Je n'ai pas vu Pierre de l'après-midi, jusqu'à l'heure de souffler les bougies et de couper le gâteau. Il a fait quand même quelques belles photos. Il y en a une où les filles ont prolongé l'atelier maquillage en me décorant de Chantilly jusque dans les cheveux et en m'accrochant des guirlandes de bolduc doré. Un vrai sapin de Noël ! Il y avait longtemps que je n'avais autant ri.



REMI

Aujourd'hui, c'était mes 4 ans. A l'école, on écrit notre journal, avec Sandrine. C'est ma maîtresse. Alors, j'ai demandé à maman de m'aider à mettre mon goûter d'anniversaire dans le journal. Y avait tous mes copains mais pas Guillaume parce qu'il m'a pris mon ballon. Y avait une seule fille, je crois. Maman a fait un gros gâteau plein de crème Chantilly mais je crois que c'est papa qui est allé le chercher au magasin, avec le garage. J'ai eu des voitures, aussi, alors on a fait un circuit et c'est moi qui ai gagné. Quand j'étais encore en pyjama, maman s'est fâchée à cause du pirateur, pourtant j'avais bien brossé mes dents.

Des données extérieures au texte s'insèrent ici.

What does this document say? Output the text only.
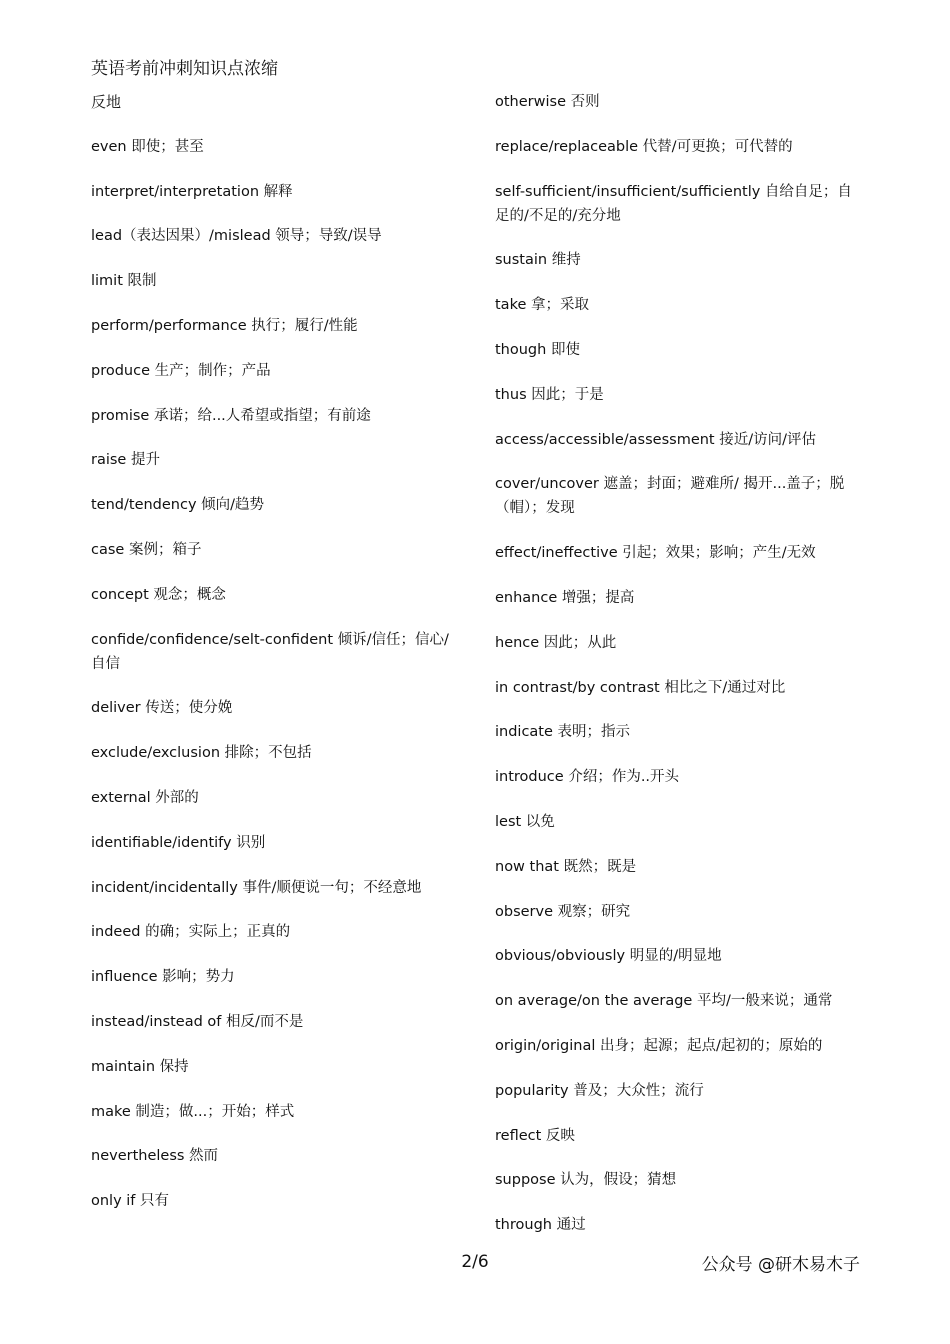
英语考前冲刺知识点浓缩
反地
even 即使；甚至
interpret/interpretation 解释
lead（表达因果）/mislead 领导；导致/误导
limit 限制
perform/performance 执行；履行/性能
produce 生产；制作；产品
promise 承诺；给...人希望或指望；有前途
raise 提升
tend/tendency 倾向/趋势
case 案例；箱子
concept 观念；概念
confide/confidence/selt-confident 倾诉/信任；信心/自信
deliver 传送；使分娩
exclude/exclusion 排除；不包括
external 外部的
identifiable/identify 识别
incident/incidentally 事件/顺便说一句；不经意地
indeed 的确；实际上；正真的
influence 影响；势力
instead/instead of 相反/而不是
maintain 保持
make 制造；做...；开始；样式
nevertheless 然而
only if 只有
otherwise 否则
replace/replaceable 代替/可更换；可代替的
self-sufficient/insufficient/sufficiently 自给自足；自足的/不足的/充分地
sustain 维持
take 拿；采取
though 即使
thus 因此；于是
access/accessible/assessment 接近/访问/评估
cover/uncover 遮盖；封面；避难所/ 揭开...盖子；脱（帽）；发现
effect/ineffective 引起；效果；影响；产生/无效
enhance 增强；提高
hence 因此；从此
in contrast/by contrast 相比之下/通过对比
indicate 表明；指示
introduce 介绍；作为..开头
lest 以免
now that 既然；既是
observe 观察；研究
obvious/obviously 明显的/明显地
on average/on the average 平均/一般来说；通常
origin/original 出身；起源；起点/起初的；原始的
popularity 普及；大众性；流行
reflect 反映
suppose 认为，假设；猜想
through 通过
2/6	公众号 @研木易木子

Papa, il est pas allé jouer au foot, aujourd'hui, parce que c'est mon anniversaire. J'ai 4 ans, je suis grand, papa va m'emmener au foot. J'aime bien quand papa est au foot parce que maman me lit des histoires. 
Papa, il a dit qu'on pouvait faire plein de bruit, avec mes copains, parce que j'ai 4 ans, mais après, je l'ai pas vu, et après j'ai pleuré parce qu'il a pris le plus gros morceau de gâteau avec toute la crème, et après il a pris des photos avec maman pleine de crème et de doré, et maman elle rit sur la photo. J'aime bien, quand elle rit, maman.